BoardGameGeek Game Rank Analysis

Timothy W. Dooley (LASSO)



NB The main notebook of model creation is found in this directory as model_creation.ipynb.

Problem (BGG) is a boardgame database website that includes tens of thousands of entries. The data for each game includes the game's complexity, rating, designer, publisher, among many other points. Games are ranked according to BGG own ranking system. Further, they provide a 'Geek' rating alongside their user provided rating average to evaluate ranking.
Objective: Provide insight to boardgame designers and publishers regarding the prospective ranking of their game through a supervised learning model.


I created a scraping solution using BeautifulSoup and Selenium to scrape 10,000 entries in BGG.
The use of Selenium was necessary to collect market price data from dynamic marketplace entries. The scraped data can be found in this repo as a .csv file for further analysis. In toto:

Columns with suffix des represent mean values for a designer appended to each game they designed. Likewise, pub represents mean publisher data.
Genre columns are encoded with dummy variables (0,1).
quality entries include dummy variables with 1 being average or above average for designer/publisher.

The following heatmap demonstrates the features I chose to focus on.


The model focuses on the following features :

sub_df[['avgweight', 'strategy','war','family', 'abstract', 'thematic', 'geek_des', 'geek_pub']]
sub_df['log_geek_des'] = np.log(sub_df['geek_des'])
sub_df['log_geek_pub'] = np.log(sub_df['geek_pub'])

Our target/response variable is the ranking on BGG.
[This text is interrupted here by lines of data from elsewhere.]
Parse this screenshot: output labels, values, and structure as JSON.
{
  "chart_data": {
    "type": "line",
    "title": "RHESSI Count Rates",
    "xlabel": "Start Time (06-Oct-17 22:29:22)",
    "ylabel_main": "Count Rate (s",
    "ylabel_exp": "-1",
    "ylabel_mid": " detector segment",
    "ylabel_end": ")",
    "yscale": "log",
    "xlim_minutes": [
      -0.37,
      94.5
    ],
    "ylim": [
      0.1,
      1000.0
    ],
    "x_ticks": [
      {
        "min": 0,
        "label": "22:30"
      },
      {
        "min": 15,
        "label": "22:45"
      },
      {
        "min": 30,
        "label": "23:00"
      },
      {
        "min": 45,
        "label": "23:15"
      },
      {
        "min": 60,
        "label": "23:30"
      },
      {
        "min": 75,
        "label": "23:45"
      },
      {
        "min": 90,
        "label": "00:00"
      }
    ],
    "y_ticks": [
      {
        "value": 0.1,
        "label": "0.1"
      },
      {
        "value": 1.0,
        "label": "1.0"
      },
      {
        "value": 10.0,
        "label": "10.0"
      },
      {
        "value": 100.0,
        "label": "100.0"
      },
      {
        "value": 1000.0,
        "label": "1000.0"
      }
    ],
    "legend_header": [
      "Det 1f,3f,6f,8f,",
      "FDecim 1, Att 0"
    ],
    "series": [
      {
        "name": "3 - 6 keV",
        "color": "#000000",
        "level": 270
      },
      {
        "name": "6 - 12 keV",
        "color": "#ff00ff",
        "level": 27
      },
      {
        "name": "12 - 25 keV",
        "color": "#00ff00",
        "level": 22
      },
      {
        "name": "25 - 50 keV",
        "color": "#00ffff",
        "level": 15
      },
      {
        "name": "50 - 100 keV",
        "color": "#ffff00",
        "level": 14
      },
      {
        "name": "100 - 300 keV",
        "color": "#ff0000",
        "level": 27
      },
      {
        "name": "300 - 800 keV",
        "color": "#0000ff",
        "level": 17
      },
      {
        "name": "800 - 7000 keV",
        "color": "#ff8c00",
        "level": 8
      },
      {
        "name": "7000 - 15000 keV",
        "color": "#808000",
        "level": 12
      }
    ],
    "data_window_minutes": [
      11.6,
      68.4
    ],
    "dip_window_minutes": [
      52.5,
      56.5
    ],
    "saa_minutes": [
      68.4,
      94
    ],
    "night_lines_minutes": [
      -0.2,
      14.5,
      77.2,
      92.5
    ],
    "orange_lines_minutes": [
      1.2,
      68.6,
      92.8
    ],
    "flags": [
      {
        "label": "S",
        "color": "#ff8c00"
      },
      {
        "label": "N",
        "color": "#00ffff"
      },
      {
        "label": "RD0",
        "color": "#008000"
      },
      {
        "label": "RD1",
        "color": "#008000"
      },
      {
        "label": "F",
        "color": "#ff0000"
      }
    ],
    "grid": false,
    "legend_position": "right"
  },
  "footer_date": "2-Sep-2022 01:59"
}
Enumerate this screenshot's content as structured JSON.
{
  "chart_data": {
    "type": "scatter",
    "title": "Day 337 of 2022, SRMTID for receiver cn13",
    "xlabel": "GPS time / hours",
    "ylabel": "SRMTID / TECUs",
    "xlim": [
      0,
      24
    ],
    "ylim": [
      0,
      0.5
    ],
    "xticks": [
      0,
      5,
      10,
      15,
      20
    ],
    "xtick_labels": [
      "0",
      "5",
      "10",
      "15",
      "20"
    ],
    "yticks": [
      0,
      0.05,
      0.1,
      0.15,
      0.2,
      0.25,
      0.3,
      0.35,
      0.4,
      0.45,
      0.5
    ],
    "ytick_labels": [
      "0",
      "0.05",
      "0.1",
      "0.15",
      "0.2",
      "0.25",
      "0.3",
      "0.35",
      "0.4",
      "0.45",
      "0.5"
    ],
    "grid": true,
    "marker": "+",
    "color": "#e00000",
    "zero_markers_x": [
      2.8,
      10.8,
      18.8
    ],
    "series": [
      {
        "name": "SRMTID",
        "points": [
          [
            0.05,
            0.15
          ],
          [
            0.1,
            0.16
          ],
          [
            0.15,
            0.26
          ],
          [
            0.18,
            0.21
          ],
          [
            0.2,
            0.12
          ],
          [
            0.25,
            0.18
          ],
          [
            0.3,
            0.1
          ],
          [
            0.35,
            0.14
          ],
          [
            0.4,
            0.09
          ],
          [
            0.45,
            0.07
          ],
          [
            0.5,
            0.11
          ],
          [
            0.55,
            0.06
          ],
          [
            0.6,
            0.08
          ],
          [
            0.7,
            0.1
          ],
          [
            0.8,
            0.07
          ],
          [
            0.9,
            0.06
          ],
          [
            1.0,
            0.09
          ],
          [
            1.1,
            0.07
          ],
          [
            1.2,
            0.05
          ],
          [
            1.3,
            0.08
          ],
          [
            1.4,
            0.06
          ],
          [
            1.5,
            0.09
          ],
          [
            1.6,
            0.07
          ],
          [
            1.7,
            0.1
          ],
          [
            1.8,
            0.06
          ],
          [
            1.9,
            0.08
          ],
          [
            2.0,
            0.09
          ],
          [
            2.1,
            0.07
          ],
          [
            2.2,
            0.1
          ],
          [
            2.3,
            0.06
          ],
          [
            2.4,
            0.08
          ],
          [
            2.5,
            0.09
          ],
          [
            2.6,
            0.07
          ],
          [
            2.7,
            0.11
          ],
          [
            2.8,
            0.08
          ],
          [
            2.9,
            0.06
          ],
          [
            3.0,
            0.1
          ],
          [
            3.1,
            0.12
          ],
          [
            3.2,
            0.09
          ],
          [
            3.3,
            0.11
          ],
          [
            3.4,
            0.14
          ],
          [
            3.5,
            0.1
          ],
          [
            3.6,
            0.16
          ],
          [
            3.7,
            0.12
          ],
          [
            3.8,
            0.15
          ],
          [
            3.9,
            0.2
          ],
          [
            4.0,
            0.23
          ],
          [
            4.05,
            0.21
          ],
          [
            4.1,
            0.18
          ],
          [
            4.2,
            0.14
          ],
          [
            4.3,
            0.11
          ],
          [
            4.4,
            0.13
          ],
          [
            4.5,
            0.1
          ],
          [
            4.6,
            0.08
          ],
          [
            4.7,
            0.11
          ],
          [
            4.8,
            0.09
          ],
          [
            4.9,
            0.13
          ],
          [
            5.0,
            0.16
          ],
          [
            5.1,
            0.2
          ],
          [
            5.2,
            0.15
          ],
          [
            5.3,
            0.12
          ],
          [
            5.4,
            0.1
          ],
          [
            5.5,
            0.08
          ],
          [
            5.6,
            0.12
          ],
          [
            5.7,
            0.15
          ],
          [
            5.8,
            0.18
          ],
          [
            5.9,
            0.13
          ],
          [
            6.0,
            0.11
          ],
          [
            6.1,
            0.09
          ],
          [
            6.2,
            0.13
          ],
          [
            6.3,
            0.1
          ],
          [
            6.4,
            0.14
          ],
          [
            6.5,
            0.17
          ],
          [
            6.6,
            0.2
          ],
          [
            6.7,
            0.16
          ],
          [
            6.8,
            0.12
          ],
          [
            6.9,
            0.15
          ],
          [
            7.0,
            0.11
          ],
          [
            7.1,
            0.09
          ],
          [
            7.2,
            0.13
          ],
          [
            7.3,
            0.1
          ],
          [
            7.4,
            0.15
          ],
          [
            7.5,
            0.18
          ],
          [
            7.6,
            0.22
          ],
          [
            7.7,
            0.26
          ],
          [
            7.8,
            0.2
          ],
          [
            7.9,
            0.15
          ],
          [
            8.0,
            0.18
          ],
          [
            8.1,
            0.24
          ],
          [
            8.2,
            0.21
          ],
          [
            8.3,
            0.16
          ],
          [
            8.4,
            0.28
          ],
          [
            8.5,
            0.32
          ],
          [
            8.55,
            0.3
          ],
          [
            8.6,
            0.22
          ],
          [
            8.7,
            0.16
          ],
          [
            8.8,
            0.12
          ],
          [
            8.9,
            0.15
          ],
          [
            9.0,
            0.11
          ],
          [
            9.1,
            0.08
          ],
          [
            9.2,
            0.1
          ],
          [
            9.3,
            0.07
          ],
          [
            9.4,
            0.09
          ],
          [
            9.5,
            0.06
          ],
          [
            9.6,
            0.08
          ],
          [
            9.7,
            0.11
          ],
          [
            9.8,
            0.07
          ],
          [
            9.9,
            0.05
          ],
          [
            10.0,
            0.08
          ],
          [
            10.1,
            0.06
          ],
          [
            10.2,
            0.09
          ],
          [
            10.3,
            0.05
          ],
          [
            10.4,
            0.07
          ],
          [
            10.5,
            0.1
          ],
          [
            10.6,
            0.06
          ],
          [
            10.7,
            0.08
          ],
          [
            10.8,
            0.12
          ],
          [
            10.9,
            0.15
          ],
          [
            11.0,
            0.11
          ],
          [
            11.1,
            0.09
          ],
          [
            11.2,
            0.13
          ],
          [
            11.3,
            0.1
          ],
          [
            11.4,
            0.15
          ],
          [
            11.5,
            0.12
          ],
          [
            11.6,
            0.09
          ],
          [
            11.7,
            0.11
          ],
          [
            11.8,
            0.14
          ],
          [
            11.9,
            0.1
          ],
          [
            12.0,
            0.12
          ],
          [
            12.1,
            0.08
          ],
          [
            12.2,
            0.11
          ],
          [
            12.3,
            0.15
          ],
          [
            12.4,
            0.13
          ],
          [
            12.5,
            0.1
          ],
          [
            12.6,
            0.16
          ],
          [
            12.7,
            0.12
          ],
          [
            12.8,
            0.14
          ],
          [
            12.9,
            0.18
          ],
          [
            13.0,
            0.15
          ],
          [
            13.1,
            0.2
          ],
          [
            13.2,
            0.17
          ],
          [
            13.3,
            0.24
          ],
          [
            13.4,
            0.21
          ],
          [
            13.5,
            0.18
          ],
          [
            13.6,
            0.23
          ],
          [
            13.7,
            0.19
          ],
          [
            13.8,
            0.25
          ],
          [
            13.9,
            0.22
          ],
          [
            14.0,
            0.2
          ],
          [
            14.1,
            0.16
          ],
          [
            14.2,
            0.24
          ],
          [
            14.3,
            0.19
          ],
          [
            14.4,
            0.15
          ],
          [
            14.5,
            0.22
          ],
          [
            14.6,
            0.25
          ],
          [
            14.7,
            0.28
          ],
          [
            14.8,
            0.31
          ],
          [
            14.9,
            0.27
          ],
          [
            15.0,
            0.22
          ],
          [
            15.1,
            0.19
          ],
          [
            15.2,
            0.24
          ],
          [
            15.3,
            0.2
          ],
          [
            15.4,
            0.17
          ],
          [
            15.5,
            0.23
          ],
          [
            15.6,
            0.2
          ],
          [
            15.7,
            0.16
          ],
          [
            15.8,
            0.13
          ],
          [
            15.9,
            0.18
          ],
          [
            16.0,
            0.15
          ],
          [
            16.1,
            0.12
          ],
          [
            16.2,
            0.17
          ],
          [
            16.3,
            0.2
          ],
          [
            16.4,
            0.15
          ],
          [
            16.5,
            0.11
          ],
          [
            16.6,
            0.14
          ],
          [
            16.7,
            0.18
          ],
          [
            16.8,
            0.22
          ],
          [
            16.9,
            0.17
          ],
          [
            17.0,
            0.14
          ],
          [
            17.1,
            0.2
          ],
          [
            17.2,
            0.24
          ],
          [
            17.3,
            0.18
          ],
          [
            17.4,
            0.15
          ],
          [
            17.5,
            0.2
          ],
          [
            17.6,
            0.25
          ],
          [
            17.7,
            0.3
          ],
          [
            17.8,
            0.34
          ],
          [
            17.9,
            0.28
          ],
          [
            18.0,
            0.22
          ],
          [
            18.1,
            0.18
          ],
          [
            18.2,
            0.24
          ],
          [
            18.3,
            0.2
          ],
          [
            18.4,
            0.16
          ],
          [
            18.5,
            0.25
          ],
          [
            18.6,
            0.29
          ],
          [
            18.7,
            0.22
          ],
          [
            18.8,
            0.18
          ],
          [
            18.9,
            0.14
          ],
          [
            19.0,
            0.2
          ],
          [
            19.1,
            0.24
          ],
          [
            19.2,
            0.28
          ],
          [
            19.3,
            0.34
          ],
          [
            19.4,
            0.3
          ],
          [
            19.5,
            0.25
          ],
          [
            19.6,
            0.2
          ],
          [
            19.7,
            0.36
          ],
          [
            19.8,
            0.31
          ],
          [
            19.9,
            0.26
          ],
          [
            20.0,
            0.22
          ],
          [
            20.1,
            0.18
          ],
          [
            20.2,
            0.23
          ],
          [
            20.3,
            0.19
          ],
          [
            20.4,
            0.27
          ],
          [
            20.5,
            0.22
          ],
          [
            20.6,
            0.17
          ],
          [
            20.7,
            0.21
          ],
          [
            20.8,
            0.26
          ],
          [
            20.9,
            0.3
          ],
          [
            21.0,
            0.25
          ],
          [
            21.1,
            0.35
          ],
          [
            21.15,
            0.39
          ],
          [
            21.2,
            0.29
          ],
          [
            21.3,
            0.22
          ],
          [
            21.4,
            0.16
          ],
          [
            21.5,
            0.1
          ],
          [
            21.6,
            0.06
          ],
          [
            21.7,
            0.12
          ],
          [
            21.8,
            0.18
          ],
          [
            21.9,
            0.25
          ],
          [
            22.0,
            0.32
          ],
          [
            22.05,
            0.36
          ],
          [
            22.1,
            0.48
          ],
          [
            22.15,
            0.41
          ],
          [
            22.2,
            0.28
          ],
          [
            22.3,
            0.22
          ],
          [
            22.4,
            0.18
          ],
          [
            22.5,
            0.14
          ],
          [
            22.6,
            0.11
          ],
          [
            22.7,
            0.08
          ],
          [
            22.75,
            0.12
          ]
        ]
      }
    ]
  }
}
The R2 of this model is 0.60 .

Mean Absolute Error:

'Train MAE:', 0.4198582356908472, 'Test MAE:', 0.40880771810103766

The above model scores 0.61 on test data. I was able to eliminate negative output variables by taking the log of the output and using a polynomial fit.

Moving Forward

Better pricing information would be helpful. As many games sold on marketplaces are collector items, pricing contains numerous outliers.